The exhaustive search identified a total of 2310 references. Nine articles were included. Their intervention modalities were pharmacotherapy, psychotherapy, case-management, or related services, and psycho-social therapies. Our meta-analysis shows that early intervention for early-onset psychotic disorders is associated with a statistically significant reduction by a third in deaths by suicide (ORa = 0.66 (0.49-0.88), p = 0.005) and by a third in suicide attempts (ORa = 0.66 (0.50-0.86), p = 0.002), with non-significant heterogeneity. Sensitivity analyses excluding the study with statistical difficulties due to the absence of an event and studies with a high risk of bias point in the same direction, that is a statistically significant reduction and non-significant heterogeneity.
The literature shows that early intervention programs are associated with positive impact on deaths by suicide and suicide attempt. This is the first meta-analysis of early intervention in early psychotic disorders and its impact on suicidal risk. The deployment of EIP should be supported worldwide in order to intervene as early as possible and prevent the risk of suicide.
PROSPERO CRD42022366976.
早发性精神障碍包括前驱期和首次发作精神病(FEP)。它们构成了自杀行为的高风险期。精神病早期干预(EIP)包括尽早进行干预。众多研究报告了早期干预对总体预后的有效性,并且EIP服务正在全球范围内兴起。几位作者报告了自杀行为有所改善,但尚无研究审视所有数据。

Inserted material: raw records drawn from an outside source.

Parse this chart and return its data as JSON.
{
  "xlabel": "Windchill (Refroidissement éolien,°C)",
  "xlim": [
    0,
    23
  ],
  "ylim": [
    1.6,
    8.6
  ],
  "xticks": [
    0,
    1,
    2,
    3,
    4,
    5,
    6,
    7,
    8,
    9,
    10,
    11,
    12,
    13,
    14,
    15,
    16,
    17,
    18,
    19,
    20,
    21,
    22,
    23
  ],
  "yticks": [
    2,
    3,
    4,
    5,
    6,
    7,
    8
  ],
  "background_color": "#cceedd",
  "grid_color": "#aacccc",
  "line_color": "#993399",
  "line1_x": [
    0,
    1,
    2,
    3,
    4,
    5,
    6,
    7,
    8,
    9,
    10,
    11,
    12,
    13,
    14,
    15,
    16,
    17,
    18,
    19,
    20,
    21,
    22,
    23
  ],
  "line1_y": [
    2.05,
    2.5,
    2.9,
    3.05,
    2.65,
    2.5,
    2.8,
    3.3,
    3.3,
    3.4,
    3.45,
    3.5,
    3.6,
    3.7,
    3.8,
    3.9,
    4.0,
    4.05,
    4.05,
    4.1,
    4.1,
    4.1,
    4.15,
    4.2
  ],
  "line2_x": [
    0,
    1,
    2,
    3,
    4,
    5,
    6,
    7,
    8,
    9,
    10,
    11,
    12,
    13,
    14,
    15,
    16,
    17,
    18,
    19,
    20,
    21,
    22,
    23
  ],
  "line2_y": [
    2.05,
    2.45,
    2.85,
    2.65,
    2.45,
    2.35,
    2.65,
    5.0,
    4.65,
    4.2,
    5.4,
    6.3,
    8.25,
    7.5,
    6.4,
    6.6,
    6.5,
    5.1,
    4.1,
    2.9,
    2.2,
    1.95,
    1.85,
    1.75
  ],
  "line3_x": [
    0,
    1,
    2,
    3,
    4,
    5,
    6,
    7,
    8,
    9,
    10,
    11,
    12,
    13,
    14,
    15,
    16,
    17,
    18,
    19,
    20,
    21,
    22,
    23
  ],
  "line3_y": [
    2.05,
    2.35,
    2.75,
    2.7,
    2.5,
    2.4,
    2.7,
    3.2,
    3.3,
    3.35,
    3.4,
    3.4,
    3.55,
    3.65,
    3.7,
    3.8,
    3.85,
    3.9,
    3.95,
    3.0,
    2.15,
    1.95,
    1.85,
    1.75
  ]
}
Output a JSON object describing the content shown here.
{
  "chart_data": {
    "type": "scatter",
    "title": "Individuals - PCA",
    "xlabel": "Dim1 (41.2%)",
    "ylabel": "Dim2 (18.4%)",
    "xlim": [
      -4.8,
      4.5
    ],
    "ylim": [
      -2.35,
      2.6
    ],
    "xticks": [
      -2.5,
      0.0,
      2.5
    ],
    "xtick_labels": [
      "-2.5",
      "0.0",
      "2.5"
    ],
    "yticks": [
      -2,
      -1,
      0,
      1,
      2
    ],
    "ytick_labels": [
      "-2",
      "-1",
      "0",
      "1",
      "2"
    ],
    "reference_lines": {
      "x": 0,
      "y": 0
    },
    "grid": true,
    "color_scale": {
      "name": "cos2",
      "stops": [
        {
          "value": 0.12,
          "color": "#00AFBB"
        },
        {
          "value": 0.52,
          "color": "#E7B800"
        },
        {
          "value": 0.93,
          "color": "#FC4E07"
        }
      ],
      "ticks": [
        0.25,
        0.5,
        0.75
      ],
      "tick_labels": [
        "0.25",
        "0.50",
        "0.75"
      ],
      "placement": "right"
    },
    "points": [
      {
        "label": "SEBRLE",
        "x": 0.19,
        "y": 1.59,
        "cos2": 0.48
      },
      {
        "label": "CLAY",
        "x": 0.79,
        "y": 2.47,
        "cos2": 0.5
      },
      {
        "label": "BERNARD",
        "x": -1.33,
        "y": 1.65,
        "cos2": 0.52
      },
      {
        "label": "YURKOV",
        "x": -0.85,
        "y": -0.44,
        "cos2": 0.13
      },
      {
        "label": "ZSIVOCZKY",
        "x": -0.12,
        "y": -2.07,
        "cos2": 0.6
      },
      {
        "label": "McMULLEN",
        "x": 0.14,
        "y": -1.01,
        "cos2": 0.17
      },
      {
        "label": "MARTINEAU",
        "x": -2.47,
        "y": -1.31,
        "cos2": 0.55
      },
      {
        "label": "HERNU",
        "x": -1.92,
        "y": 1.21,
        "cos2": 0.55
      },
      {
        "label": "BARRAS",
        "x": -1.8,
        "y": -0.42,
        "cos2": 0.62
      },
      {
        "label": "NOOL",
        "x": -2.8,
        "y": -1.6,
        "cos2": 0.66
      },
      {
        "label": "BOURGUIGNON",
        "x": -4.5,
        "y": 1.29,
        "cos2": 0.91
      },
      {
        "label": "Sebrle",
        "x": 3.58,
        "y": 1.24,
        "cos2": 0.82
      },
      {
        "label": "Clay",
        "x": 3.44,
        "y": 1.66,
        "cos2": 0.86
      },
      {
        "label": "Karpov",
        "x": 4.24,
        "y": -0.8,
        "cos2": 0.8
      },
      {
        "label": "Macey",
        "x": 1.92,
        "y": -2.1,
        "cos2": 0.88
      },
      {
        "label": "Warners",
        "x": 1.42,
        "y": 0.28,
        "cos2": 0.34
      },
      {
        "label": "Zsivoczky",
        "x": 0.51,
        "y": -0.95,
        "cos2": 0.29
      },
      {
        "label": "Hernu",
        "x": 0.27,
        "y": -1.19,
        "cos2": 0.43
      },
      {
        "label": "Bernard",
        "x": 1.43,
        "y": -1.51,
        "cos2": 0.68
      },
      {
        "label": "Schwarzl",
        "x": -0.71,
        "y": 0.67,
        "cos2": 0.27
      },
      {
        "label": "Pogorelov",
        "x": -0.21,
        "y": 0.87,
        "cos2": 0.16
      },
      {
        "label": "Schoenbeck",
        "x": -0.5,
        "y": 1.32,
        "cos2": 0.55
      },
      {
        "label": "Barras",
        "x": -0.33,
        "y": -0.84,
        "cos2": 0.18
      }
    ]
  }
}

本研究的目的是探讨精神病早期干预是否对自杀死亡和自杀未遂有影响,并研究哪些干预方法对自杀行为有影响。
通过遵循先前在PROSPERO上声明的PRISMA标准,检索5个医学数据库(PubMed、Cochrane、PsycINFO、Scopus、Embase),从其创建日期至2023年2月20日发表的英文文献,我们进行了一项荟萃分析。所选文章必须涉及EIP以及自杀死亡或自杀未遂。我们的主要结局是自杀死亡,次要结局是自杀未遂。
全面检索共识别出2310篇参考文献。纳入了9篇文章。其干预方式包括药物治疗、心理治疗、病例管理或相关服务以及心理社会治疗。我们的荟萃分析表明,早发性精神障碍的早期干预与自杀死亡显著减少三分之一相关(ORa = 0.66(0.49 - 0.88),p = 0.005),自杀未遂也显著减少三分之一(ORa = 0.66(0.50 - 0.86),p = 0.002),异质性不显著。敏感性分析排除因无事件而存在统计困难的研究以及存在高偏倚风险的研究后,结果指向同一方向,即有显著的减少且异质性不显著。
文献表明早期干预项目对自杀死亡和自杀未遂有积极影响。这是对早期精神病性障碍早期干预及其对自杀风险影响的首次荟萃分析。应在全球范围内支持EIP的开展,以便尽早进行干预并预防自杀风险。